Et ce n’est pas seulement dans ma tête, je le sens dans mes os, dans mes muscles ; eux aussi se souviennent. Ce matin, en passant devant la bouche noire du tunnel, l’entrée du passage souterrain, mon pas s’est fait plus rapide. Je n’ai pas eu besoin d’y penser, je marche toujours plus vite à cet endroit-là. Chaque soir, en rentrant, surtout en hiver, j’accélérais en jetant un petit coup d’œil à droite, pour me rassurer. Il n’y avait jamais personne – ni ces soirs-là, ni aujourd’hui – et pourtant, ce matin, je me suis arrêtée net devant les ténèbres parce que, soudain, c’est moi que j’y ai vue. Je me suis vue quelques mètres plus loin, affalée contre le mur, la tête dans les mains, couvertes de sang.

Le cœur battant dans la poitrine, je suis restée plantée là, bloquant le passage des habitants du quartier qui partaient au travail et se trouvaient obligés de me contourner pour poursuivre leur chemin vers la gare. Un ou deux d’entre eux m’ont jeté un coup d’œil curieux en passant près de moi, tandis que je restais immobile. Je ne savais pas – je ne sais toujours pas – si ce que je voyais était réel. Pourquoi serais-je allée dans le souterrain ? Quelle raison aurais-je pu avoir de pénétrer là-dedans, dans l’obscurité humide et la puanteur d’urine ?

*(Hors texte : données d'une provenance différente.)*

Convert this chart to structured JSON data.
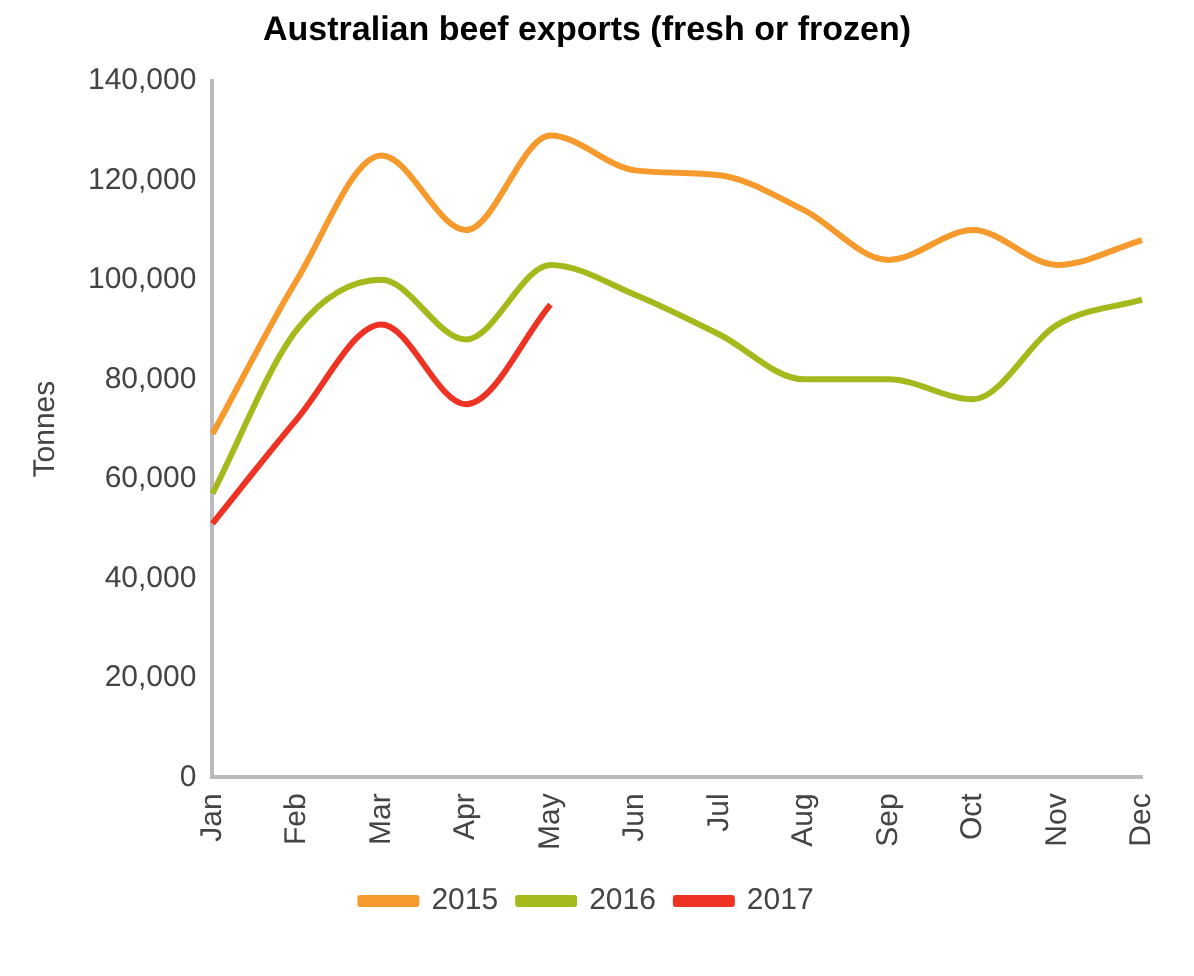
{
  "chart_data": {
    "type": "line",
    "title": "Australian beef exports (fresh or frozen)",
    "ylabel": "Tonnes",
    "categories": [
      "Jan",
      "Feb",
      "Mar",
      "Apr",
      "May",
      "Jun",
      "Jul",
      "Aug",
      "Sep",
      "Oct",
      "Nov",
      "Dec"
    ],
    "series": [
      {
        "name": "2015",
        "color": "#f79a2e",
        "values": [
          69000,
          100000,
          125000,
          110000,
          129000,
          122000,
          121000,
          114000,
          104000,
          110000,
          103000,
          108000
        ]
      },
      {
        "name": "2016",
        "color": "#a5b91c",
        "values": [
          57000,
          90000,
          100000,
          88000,
          103000,
          97000,
          89000,
          80000,
          80000,
          76000,
          91000,
          96000
        ]
      },
      {
        "name": "2017",
        "color": "#ee3224",
        "values": [
          51000,
          72000,
          91000,
          75000,
          95000,
          null,
          null,
          null,
          null,
          null,
          null,
          null
        ]
      }
    ],
    "ylim": [
      0,
      140000
    ],
    "yticks": [
      {
        "value": 0,
        "label": "0"
      },
      {
        "value": 20000,
        "label": "20,000"
      },
      {
        "value": 40000,
        "label": "40,000"
      },
      {
        "value": 60000,
        "label": "60,000"
      },
      {
        "value": 80000,
        "label": "80,000"
      },
      {
        "value": 100000,
        "label": "100,000"
      },
      {
        "value": 120000,
        "label": "120,000"
      },
      {
        "value": 140000,
        "label": "140,000"
      }
    ],
    "grid": false,
    "legend": "bottom",
    "marker": "none",
    "line_style": "solid"
  }
}
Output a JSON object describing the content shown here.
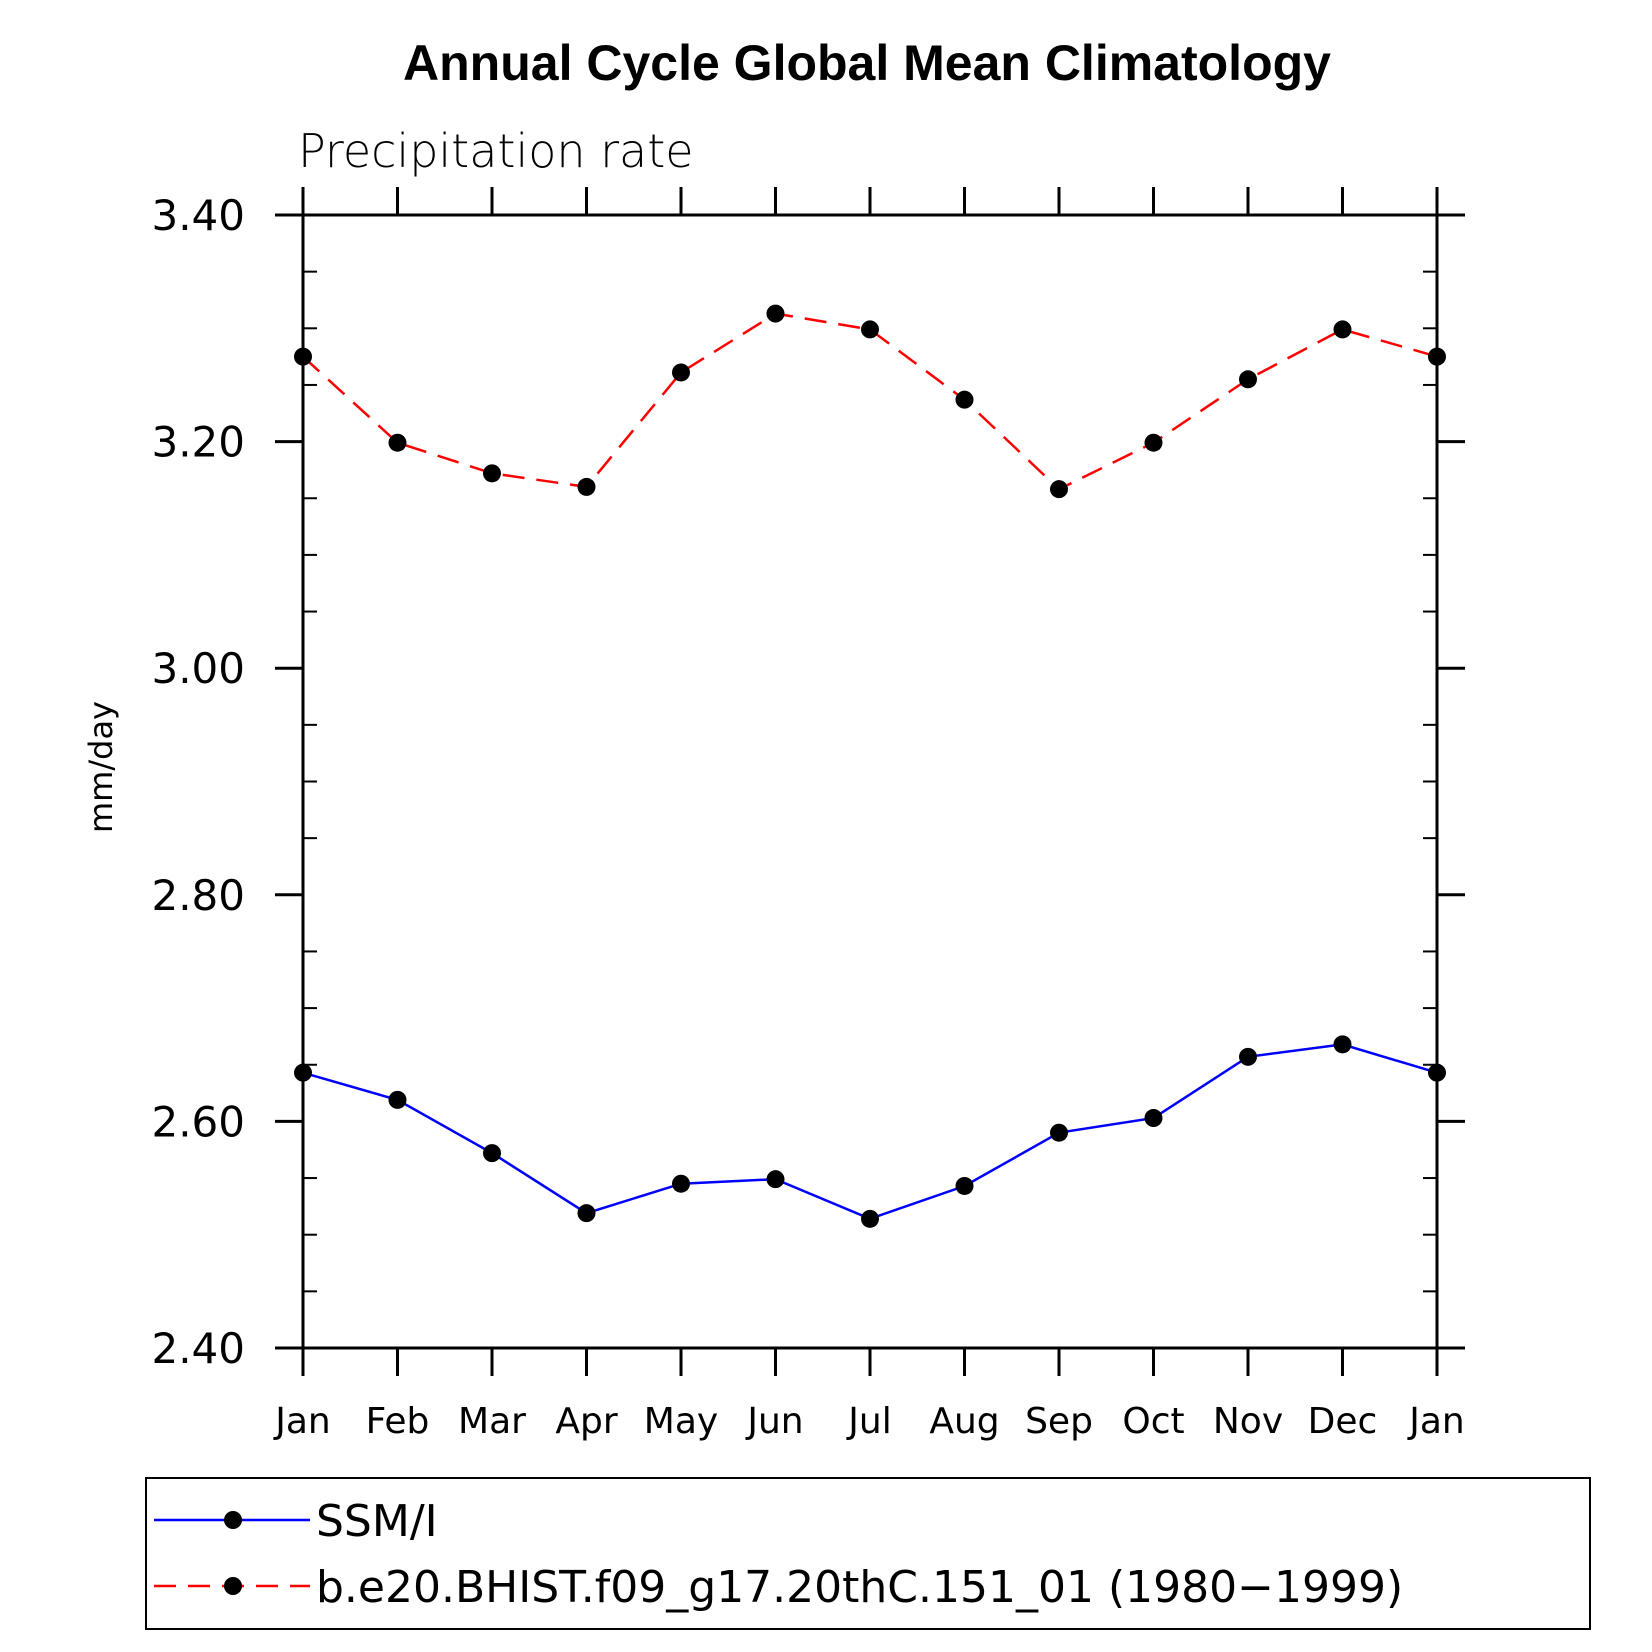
{
  "chart_data": {
    "type": "line",
    "title": "Annual Cycle Global Mean Climatology",
    "subtitle": "Precipitation rate",
    "xlabel": "",
    "ylabel": "mm/day",
    "categories": [
      "Jan",
      "Feb",
      "Mar",
      "Apr",
      "May",
      "Jun",
      "Jul",
      "Aug",
      "Sep",
      "Oct",
      "Nov",
      "Dec",
      "Jan"
    ],
    "ylim": [
      2.4,
      3.4
    ],
    "yticks": [
      "2.40",
      "2.60",
      "2.80",
      "3.00",
      "3.20",
      "3.40"
    ],
    "legend_position": "bottom",
    "series": [
      {
        "name": "SSM/I",
        "color": "#0000ff",
        "style": "solid",
        "marker": "filled-circle",
        "values": [
          2.643,
          2.619,
          2.572,
          2.519,
          2.545,
          2.549,
          2.514,
          2.543,
          2.59,
          2.603,
          2.657,
          2.668,
          2.643
        ]
      },
      {
        "name": "b.e20.BHIST.f09_g17.20thC.151_01 (1980−1999)",
        "color": "#ff0000",
        "style": "dashed",
        "marker": "filled-circle",
        "values": [
          3.275,
          3.199,
          3.172,
          3.16,
          3.261,
          3.313,
          3.299,
          3.237,
          3.158,
          3.199,
          3.255,
          3.299,
          3.275
        ]
      }
    ]
  }
}
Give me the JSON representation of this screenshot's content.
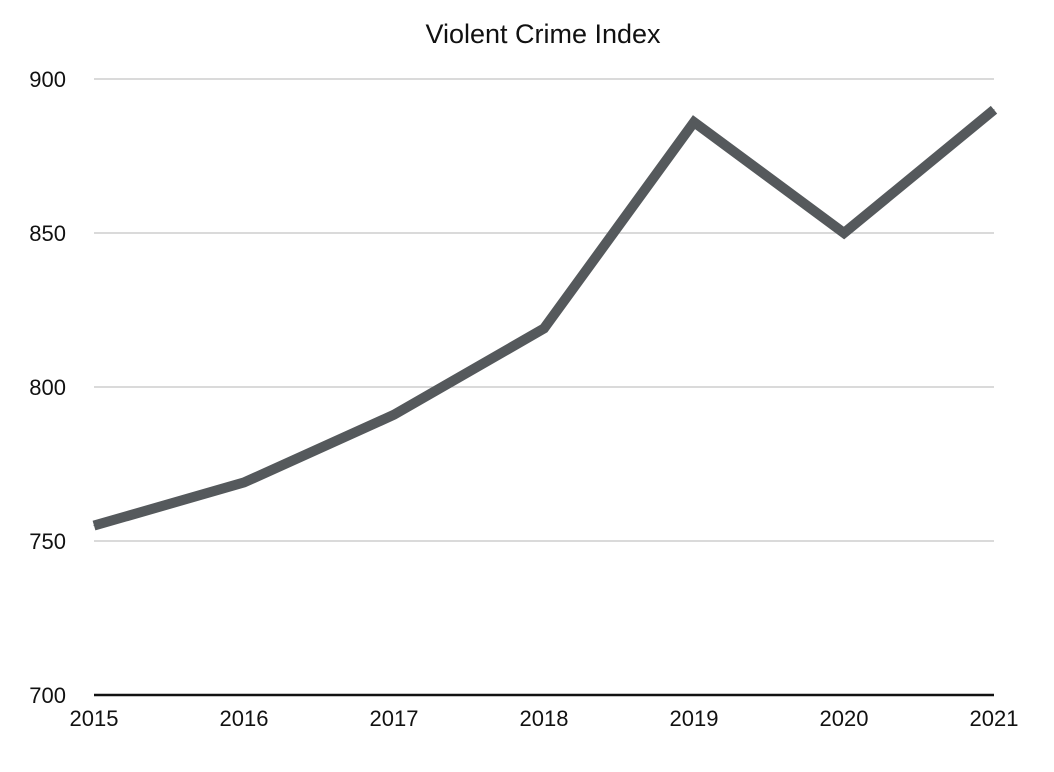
{
  "chart_data": {
    "type": "line",
    "title": "Violent Crime Index",
    "xlabel": "",
    "ylabel": "",
    "x": [
      "2015",
      "2016",
      "2017",
      "2018",
      "2019",
      "2020",
      "2021"
    ],
    "series": [
      {
        "values": [
          755,
          769,
          791,
          819,
          886,
          850,
          890
        ],
        "color": "#55595c"
      }
    ],
    "ylim": [
      700,
      900
    ],
    "yticks": [
      "700",
      "750",
      "800",
      "850",
      "900"
    ],
    "grid": true,
    "legend": "none",
    "gridline_color": "#c4c4c4",
    "axis_color": "#111111"
  }
}
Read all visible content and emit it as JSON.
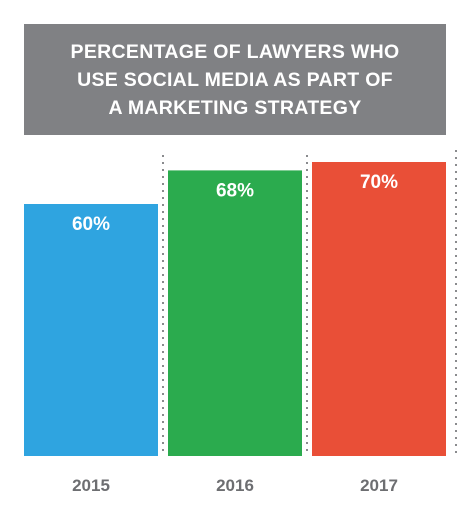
{
  "chart_data": {
    "type": "bar",
    "title": "PERCENTAGE OF LAWYERS WHO\nUSE SOCIAL MEDIA AS PART OF\nA MARKETING STRATEGY",
    "categories": [
      "2015",
      "2016",
      "2017"
    ],
    "values": [
      60,
      68,
      70
    ],
    "value_labels": [
      "60%",
      "68%",
      "70%"
    ],
    "colors": [
      "#2fa4e0",
      "#2bab4e",
      "#e94f37"
    ],
    "title_background": "#808184",
    "ylim": [
      0,
      100
    ],
    "grid": false,
    "legend": "none",
    "xlabel": "",
    "ylabel": ""
  }
}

J’ai fait demi-tour et je suis repartie vers la gare. Je ne voulais plus rester là, je ne voulais pas aller devant chez Scott et Megan. Je voulais m’en aller loin. Quelque chose de grave est arrivé là, je le sais.

J’ai acheté un ticket, j’ai gravi rapidement les marches jusqu’au quai, et c’est là qu’un autre souvenir m’est revenu : pas dans le passage souterrain, cette fois, mais dans un escalier. J’ai trébuché dans l’escalier et un homme m’a attrapée par le bras pour m’aider à me redresser. L’homme du train, celui aux cheveux presque roux. Je pouvais presque le voir, une image approximative, sans le son. Je me suis souvenue avoir ri – peut-être que je riais de ma maladresse, ou de quelque chose qu’il avait dit. Il a été gentil, j’en suis certaine. Presque certaine. Quelque chose de grave est arrivé, mais je ne crois pas que ça avait à voir avec lui.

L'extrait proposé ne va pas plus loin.